Metal foams made by the SlipReactionFoamSintering (SRFS)process are investigated. In these foams the pores are produced by a reaction between iron and a weak acid. The generated hydrogen forms pores in a metal powder slurry. These pores remain in the foam after sintering. Also secondary pores are found in these foams because of the sintering of the metal powder slurry. The metal powder base of the foams is Inconel 625 and Hastelloy B. Foam samples with a variety of different porosities of the two metals in the range of about 62 % to 87 % are used as well as samples made out of sintered metal powder which were not foamed with porosities of around 50 %. The motivation for this study is to use these foams as combustion chamber walls in gas fired power plants. By using porous walls effusion cooling can be applied to keep the wall temperatures low. Air is used as a fluid to study the flow characteristics of these samples. Their pressure drop with air at room temperature is measured in the range of velocities of up to around 1 m/s. The parameters characterizing the foams are obtained using the Darcy-Forchheimer equations resulting in the permeability and the inertial coefficients. The dependency on the porosity is discussed. The volumetric heat transfer is measured for the foams by a transient method based on an air flow with a sinusoidal temperature wave, which is attenuated by the sample. The obtained volumetric heat transfer coefficients are discussed and transferred to Nu-Re correlations. Correlations between the heat transfer coefficients and the pressure drop coefficients are made.

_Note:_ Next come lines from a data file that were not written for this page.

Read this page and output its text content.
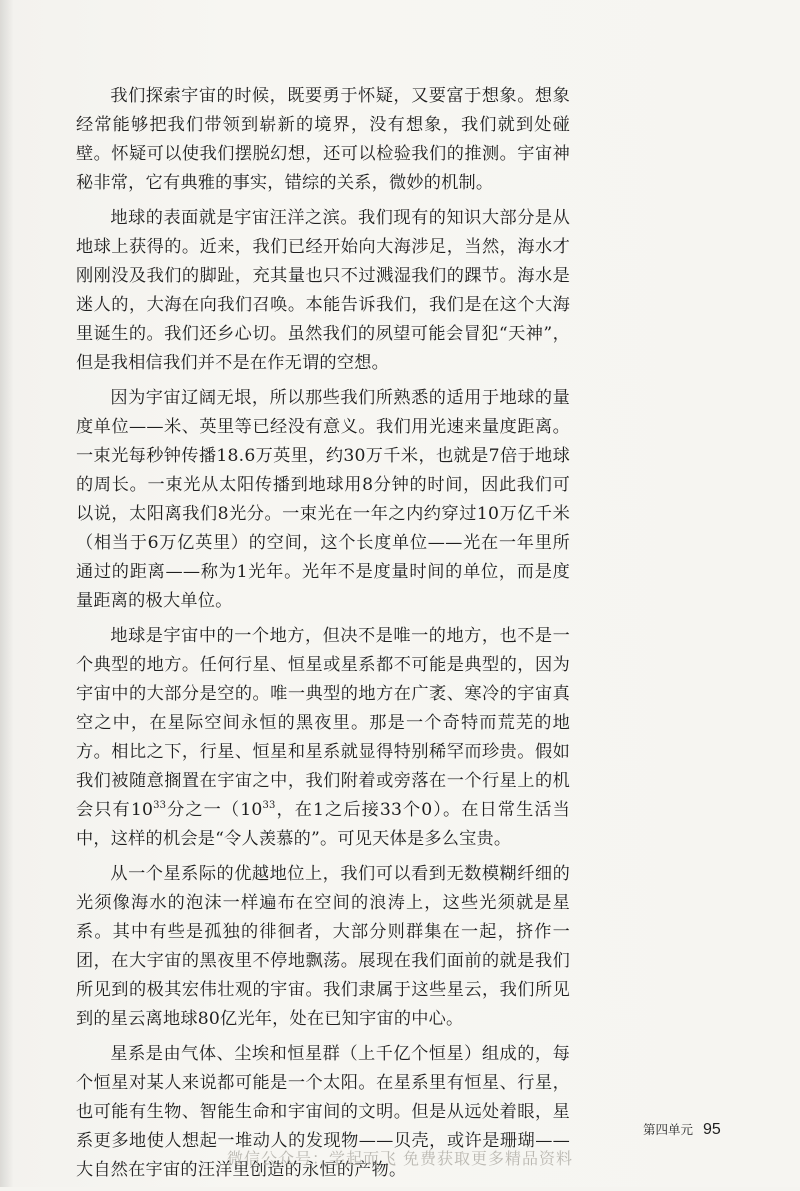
我们探索宇宙的时候，既要勇于怀疑，又要富于想象。想象经常能够把我们带领到崭新的境界，没有想象，我们就到处碰壁。怀疑可以使我们摆脱幻想，还可以检验我们的推测。宇宙神秘非常，它有典雅的事实，错综的关系，微妙的机制。

地球的表面就是宇宙汪洋之滨。我们现有的知识大部分是从地球上获得的。近来，我们已经开始向大海涉足，当然，海水才刚刚没及我们的脚趾，充其量也只不过溅湿我们的踝节。海水是迷人的，大海在向我们召唤。本能告诉我们，我们是在这个大海里诞生的。我们还乡心切。虽然我们的夙望可能会冒犯“天神”，但是我相信我们并不是在作无谓的空想。

因为宇宙辽阔无垠，所以那些我们所熟悉的适用于地球的量度单位——米、英里等已经没有意义。我们用光速来量度距离。一束光每秒钟传播18.6万英里，约30万千米，也就是7倍于地球的周长。一束光从太阳传播到地球用8分钟的时间，因此我们可以说，太阳离我们8光分。一束光在一年之内约穿过10万亿千米（相当于6万亿英里）的空间，这个长度单位——光在一年里所通过的距离——称为1光年。光年不是度量时间的单位，而是度量距离的极大单位。

地球是宇宙中的一个地方，但决不是唯一的地方，也不是一个典型的地方。任何行星、恒星或星系都不可能是典型的，因为宇宙中的大部分是空的。唯一典型的地方在广袤、寒冷的宇宙真空之中，在星际空间永恒的黑夜里。那是一个奇特而荒芜的地方。相比之下，行星、恒星和星系就显得特别稀罕而珍贵。假如我们被随意搁置在宇宙之中，我们附着或旁落在一个行星上的机会只有$10^{33}$分之一（$10^{33}$，在1之后接33个0）。在日常生活当中，这样的机会是“令人羡慕的”。可见天体是多么宝贵。

从一个星系际的优越地位上，我们可以看到无数模糊纤细的光须像海水的泡沫一样遍布在空间的浪涛上，这些光须就是星系。其中有些是孤独的徘徊者，大部分则群集在一起，挤作一团，在大宇宙的黑夜里不停地飘荡。展现在我们面前的就是我们所见到的极其宏伟壮观的宇宙。我们隶属于这些星云，我们所见到的星云离地球80亿光年，处在已知宇宙的中心。

星系是由气体、尘埃和恒星群（上千亿个恒星）组成的，每个恒星对某人来说都可能是一个太阳。在星系里有恒星、行星，也可能有生物、智能生命和宇宙间的文明。但是从远处着眼，星系更多地使人想起一堆动人的发现物——贝壳，或许是珊瑚——大自然在宇宙的汪洋里创造的永恒的产物。

第四单元 95
微信公众号：学起而飞 免费获取更多精品资料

Characterisation of Flow and Heat Transfer in Sintered Metal Foams

Since sintered metal foam is an innovative material with promising properties such as high porosity, good thermal conductivity, beneficial mechanical properties like strength and weldability, it has been considered to be applied as an open porous wall element in combustion chambers of gas turbines. In this application, the foam serves as a functional material capable to lead cooling air through micro- and minichannels into the inside of the combustion chamber. This cooling technique also known as effusion cooling keeps the combustion chamber walls below critical temperatures and therefore enables the burning process to be more effectively operated at higher temperatures. For a proper design of the wall element, the temperature distribution along the path of the fluid inside the foam must be known. For an exact calculation of the temperature flow and heat transfer processes inside the foam must be known. Therefore in this study the permeability and heat transfer properties of the foam have been characterized experimentally. The methods are described and the results in terms of permeability coefficients, convective heat transfer coefficients and effective thermal conductivity are presented as functions of the foam’s porosity. The method of the calculation is described and finally, the results of the calculation are presented, showing that due to the fine grained structure of the foam, the heat transfer from the solid to the cooling fluid takes place in a thin layer close to the inner surface of the camber wall.